There’s been plenty of interest in individual projects, and some rather abstract studies have appeared, but The Big Fix-Up is the first broad survey of what’s really happening in post-war residential neighbourhoods. Both the book and exhibition provide extensive analysis and documentation of thirteen big restructuring projects as well as a more concise round-up of over 150 smaller projects, largely supplied by the proud developers and architects themselves. In addition, the book includes a couple of short and convincing essays, and the exhibition features TV documentaries and historical design drawings.
The broad scope of The Big Fix-Up is at the expense of depth, but the texts and images do throw up points for discussion – even though social aspects are largely ignored. The points of interest are depressingly familiar: planning often proceeds in a highly fragmented manner, and the upshot is that a neighbourhood built as a single entity disintegrates programmatically and aesthetically into a patchwork of piecemeal solutions that sometimes conflict with one another.
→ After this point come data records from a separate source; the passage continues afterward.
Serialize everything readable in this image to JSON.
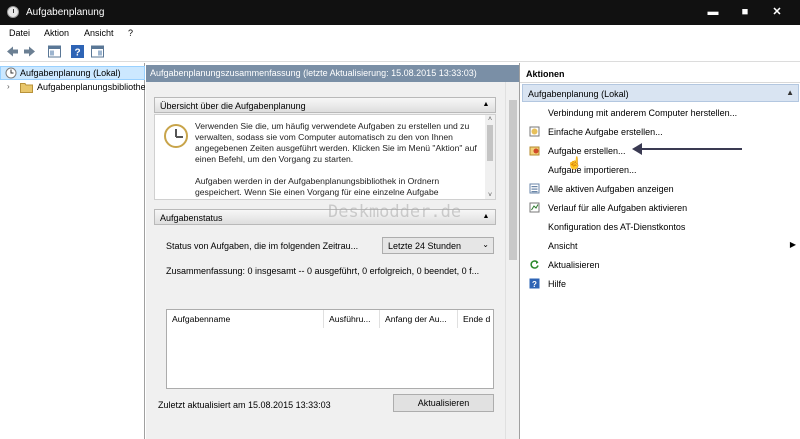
{
  "window": {
    "title": "Aufgabenplanung",
    "min": "▬",
    "max": "■",
    "close": "✕"
  },
  "menu": [
    "Datei",
    "Aktion",
    "Ansicht",
    "?"
  ],
  "tree": {
    "root": "Aufgabenplanung (Lokal)",
    "child": "Aufgabenplanungsbibliothek"
  },
  "center": {
    "header": "Aufgabenplanungszusammenfassung (letzte Aktualisierung: 15.08.2015 13:33:03)",
    "overview_title": "Übersicht über die Aufgabenplanung",
    "overview_text_1": "Verwenden Sie die, um häufig verwendete Aufgaben zu erstellen und zu verwalten, sodass sie vom Computer automatisch zu den von Ihnen angegebenen Zeiten ausgeführt werden. Klicken Sie im Menü \"Aktion\" auf einen Befehl, um den Vorgang zu starten.",
    "overview_text_2": "Aufgaben werden in der Aufgabenplanungsbibliothek in Ordnern gespeichert. Wenn Sie einen Vorgang für eine einzelne Aufgabe",
    "status_title": "Aufgabenstatus",
    "status_label": "Status von Aufgaben, die im folgenden Zeitrau...",
    "status_select": "Letzte 24 Stunden",
    "summary": "Zusammenfassung: 0 insgesamt -- 0 ausgeführt, 0 erfolgreich, 0 beendet, 0 f...",
    "columns": [
      "Aufgabenname",
      "Ausführu...",
      "Anfang der Au...",
      "Ende d"
    ],
    "last_updated": "Zuletzt aktualisiert am 15.08.2015 13:33:03",
    "refresh_button": "Aktualisieren"
  },
  "actions": {
    "title": "Aktionen",
    "group": "Aufgabenplanung (Lokal)",
    "items": [
      "Verbindung mit anderem Computer herstellen...",
      "Einfache Aufgabe erstellen...",
      "Aufgabe erstellen...",
      "Aufgabe importieren...",
      "Alle aktiven Aufgaben anzeigen",
      "Verlauf für alle Aufgaben aktivieren",
      "Konfiguration des AT-Dienstkontos",
      "Ansicht",
      "Aktualisieren",
      "Hilfe"
    ]
  },
  "watermark": "Deskmodder.de"
}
Many of these part-solutions pay no heed to the urban and architectural context and are nothing more than islands that contribute little to their surroundings. The situation is made worse because developers, particularly where public planning is weak, often opt for the easiest and most profitable short-term solution and lose sight of the bigger picture in the process. A surprisingly large amount of low-rise development is replaced by low-rise development for example, while adjacent and often far less attractive high-rise stays standing. Moreover, well-intentioned ideas about density and social control often result in new development that covers public space and green areas in many neighbourhoods – always handy when it comes to clearing out buildings earmarked for demolition. But filling in open space only impoverishes these neighbourhoods and makes them less, not more, attractive. The architectural quality of much, though by no means all, new development is debatable, but there’s no accounting for tastes.